**Mastering Cross Multiplication: A Step-by-Step Guide**

Cross multiplication is an essential technique in algebra, used to solve linear equations and inequalities that involve fractions or decimals with variables on both sides of the equation. In this comprehensive guide, we’ll dive into the world of cross multiplication, breaking down each step with clear examples and illustrations.

**What is Cross Multiplication?**

Cross multiplication is a process where you multiply two expressions together while ensuring the variable terms are matched correctly. This technique helps simplify fractions or decimals containing variables by eliminating them and obtaining a solution in its simplest form.

**Why Do We Need Cross Multiplication?**

When working with linear equations involving variables, fractions, or decimals on both sides of an equation, cross multiplication becomes necessary to solve for the unknown variable(s).

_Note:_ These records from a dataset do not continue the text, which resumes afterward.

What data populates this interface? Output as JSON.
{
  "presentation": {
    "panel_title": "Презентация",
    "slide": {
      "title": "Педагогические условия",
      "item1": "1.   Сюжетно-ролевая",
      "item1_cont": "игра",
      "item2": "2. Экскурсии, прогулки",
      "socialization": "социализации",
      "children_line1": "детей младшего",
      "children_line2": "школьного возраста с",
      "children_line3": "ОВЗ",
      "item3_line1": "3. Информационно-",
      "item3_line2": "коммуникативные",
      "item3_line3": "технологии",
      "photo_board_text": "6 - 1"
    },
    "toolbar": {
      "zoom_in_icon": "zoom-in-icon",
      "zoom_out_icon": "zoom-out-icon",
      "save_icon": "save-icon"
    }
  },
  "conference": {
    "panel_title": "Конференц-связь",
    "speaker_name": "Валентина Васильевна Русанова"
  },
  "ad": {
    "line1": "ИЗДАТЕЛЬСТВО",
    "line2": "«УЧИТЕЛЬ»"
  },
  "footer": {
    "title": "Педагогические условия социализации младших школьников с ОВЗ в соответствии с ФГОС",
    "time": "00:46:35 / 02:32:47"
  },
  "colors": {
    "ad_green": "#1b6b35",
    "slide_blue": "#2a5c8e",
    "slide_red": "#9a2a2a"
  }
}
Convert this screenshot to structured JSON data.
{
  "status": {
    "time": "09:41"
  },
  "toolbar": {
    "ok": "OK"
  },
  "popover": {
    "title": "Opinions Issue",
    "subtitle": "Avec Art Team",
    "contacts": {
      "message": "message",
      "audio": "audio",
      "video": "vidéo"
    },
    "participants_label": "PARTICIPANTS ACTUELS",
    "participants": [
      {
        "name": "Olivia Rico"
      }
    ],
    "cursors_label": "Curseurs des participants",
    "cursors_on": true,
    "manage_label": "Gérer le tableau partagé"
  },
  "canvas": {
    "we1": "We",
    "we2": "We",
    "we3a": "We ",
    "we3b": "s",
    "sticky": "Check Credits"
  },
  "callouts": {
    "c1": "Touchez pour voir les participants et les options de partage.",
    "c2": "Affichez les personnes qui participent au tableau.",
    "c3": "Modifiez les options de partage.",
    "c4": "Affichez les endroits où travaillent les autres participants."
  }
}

Without this method, we would struggle to isolate the variable from these expressions. Let’s illustrate this concept:

Suppose you possess an equation like 3x + 2 = (1/2)x – 5

At first glance, solving for x without cross multiplication seems challenging because of the mixed expressions with variables and decimals/fractions. That’s where cross multiplication comes into play!

**Step-by-Step Guide to Cross Multiplication**

Here’s how you can successfully employ cross multiplication:

### Step 1: Ensure Both Expressions Contain Variables

Look at both sides of your equation, making sure that the variable (in this case, x) is present on each side. If one side doesn’t contian a variable term, it may require simplification before proceeding.

Let’s revisit our previous example:

3x + 2 = (1/2)x – 5

We can see that both sides have ‘x’ terms; now we’re ready to begin the cross multiplication process!

### Step 2: Multiply Both Expressions by the LCM of Numerators and Denominators

Calculate the least common multiple (LCM) for any denominators present on each side. For this example:

1/2 = 0.5, which means you’ll multiply both sides by the reciprocal of its denominator, i.e., 2.

(Recall: When multiplying fractions or decimals with variables, ensure you match variable terms correctly.)

So,

- Left-hand side (LHS): Multiply all components involving x and constants by 2.

3x + 2 → (3 × x) × 2 + (1 × 2) × 2

6x + 4

(For decimal expressions with variables, multiply the entire fraction or number on both sides.)

### Step 3: Eliminate Common Terms

Now you can simplify your expression by canceling out any like terms. In this case:

- Remove common variable terms (the ‘6x’ part):
- On LHS: Subtracted from both sides.

6x + 4 = ?

Combine constant parts (numbers with no variables):

+3 and +2

Add/subtract to combine these constants, yielding:

12

Left-hand side is simplified; your goal is to ensure the same on the right-hand side!

### Step 4: Apply Multiplication or Addition/Subtraction as Needed**

Adjust any remaining expression(s) by performing inverse operations. To simplify (1/2)x – 5:

- Multiply both sides by the LCM of numerators and denominators, which was calculated in Step 2: the reciprocal of the original denominator.

So, multiply right-hand side (RHS):

(1 × x)/2 + (-5) × 2

(x)/4 -10

### Step 5: Combine and Simplify**

Add/subtract any constants on both sides to ensure you have equivalent simplified expressions. Your goal is to cancel out variables by combining like terms:

Left-hand side (LHS):

6x + 4

RHS:

(x)/4 -10

Combine constant parts:

+3 -20

Subtract ’10’ and then add ‘+3’:

-7

Final step: Write your final simplified equation. Compare left and right sides, as these should equal each other after cross multiplication:

6x + 4 = (1/2)x – 5

(As expected, the variable terms have canceled out; we’ve achieved equality.)

**Conclusion**

By following this comprehensive guide on how to master cross multiplication, you’ll gain confidence in tackling linear equations with mixed expressions and decimals or fractions containing variables. Remember:

- Ensure both expressions contain variables.
- Multiply both sides by the LCM of numerators and denominators.
- Eliminate common terms through simplification.
- Apply multiplication or addition/subtraction as needed to adjust remaining expression(s).
- Combine, simplify, and write your final equation.

Now you’re equipped to take on any algebraic challenge!